Customer satisfaction still lagging behind rivals
“2018 was a year of strong progress on our strategy - we settled our remaining major legacy issues, paid our first dividend in ten years and delivered another full year bottom line profit,” said chief executive Ross McEwan.
“However, while our financial performance is more assured, we know that a significant gap remains to achieving our ambition to be the best bank for customers.

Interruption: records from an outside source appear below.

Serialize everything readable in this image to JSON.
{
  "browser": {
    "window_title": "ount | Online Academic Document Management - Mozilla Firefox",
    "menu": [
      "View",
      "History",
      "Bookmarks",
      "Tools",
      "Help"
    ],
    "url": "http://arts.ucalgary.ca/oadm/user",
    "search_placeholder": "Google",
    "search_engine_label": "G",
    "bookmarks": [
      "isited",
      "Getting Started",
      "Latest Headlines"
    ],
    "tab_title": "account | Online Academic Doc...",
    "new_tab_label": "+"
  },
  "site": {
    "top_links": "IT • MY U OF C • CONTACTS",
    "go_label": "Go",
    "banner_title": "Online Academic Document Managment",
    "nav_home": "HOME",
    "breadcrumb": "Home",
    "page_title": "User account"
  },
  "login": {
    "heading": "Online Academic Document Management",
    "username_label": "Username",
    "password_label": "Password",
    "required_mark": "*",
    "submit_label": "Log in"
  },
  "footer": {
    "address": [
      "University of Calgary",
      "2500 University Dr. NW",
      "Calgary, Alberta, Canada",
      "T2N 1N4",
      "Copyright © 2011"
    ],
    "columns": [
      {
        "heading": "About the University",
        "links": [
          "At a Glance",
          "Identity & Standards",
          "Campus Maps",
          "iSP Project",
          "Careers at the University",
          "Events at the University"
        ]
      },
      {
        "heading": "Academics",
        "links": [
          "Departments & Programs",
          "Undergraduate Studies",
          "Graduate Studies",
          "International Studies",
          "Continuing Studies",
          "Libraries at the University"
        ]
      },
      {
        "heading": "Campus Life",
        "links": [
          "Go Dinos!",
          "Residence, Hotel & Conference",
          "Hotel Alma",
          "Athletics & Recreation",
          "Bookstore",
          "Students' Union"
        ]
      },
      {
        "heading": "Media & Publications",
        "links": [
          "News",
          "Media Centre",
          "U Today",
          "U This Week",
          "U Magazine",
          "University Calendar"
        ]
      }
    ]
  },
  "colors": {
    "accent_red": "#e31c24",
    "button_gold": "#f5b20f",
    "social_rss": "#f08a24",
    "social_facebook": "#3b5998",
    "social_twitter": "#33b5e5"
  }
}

We are fully focused on closing this gap.”
RBS, which paid out a £240mln interim dividend back in October, its first since the financial crash, has started returning money to shareholders of late after swinging back to a profit in 2017 and settling a US$5bn mortgage misselling charge with the US Department of Justice.
The FTSE 100 lender also recently obtained a “clear pass” in the Bank of England’s latest stress tests, meaning it should be able to withstand another severe economic shock.
Lack of top-line growth
“Restructuring costs and misconduct charges are disappearing in the rear-view mirror while rising profits combined with a nice dividend will be applauded by shareholders,” said Laith Khalaf, senior analyst at Hargreaves Lansdown.
“However, in a weak economy, the top line isn’t growing, once you discount one-off items. Low interest rates continue to be a headwind for the core business, and with economic growth slowing, the prospect of some relief from tighter monetary policy has receded.
Khalaf added: “RBS will continue to strip out costs, partly through digitalisation, but there’s only so far this can take the bank’s profitability.
“It has made great strides forward in recent years, but its transformation from an ugly duckling into a beautiful swan won’t be complete until economic conditions improve, and the government stake in the bank is eliminated.”
RBS shares are up 1.3% to 244.8p in early deals on Friday.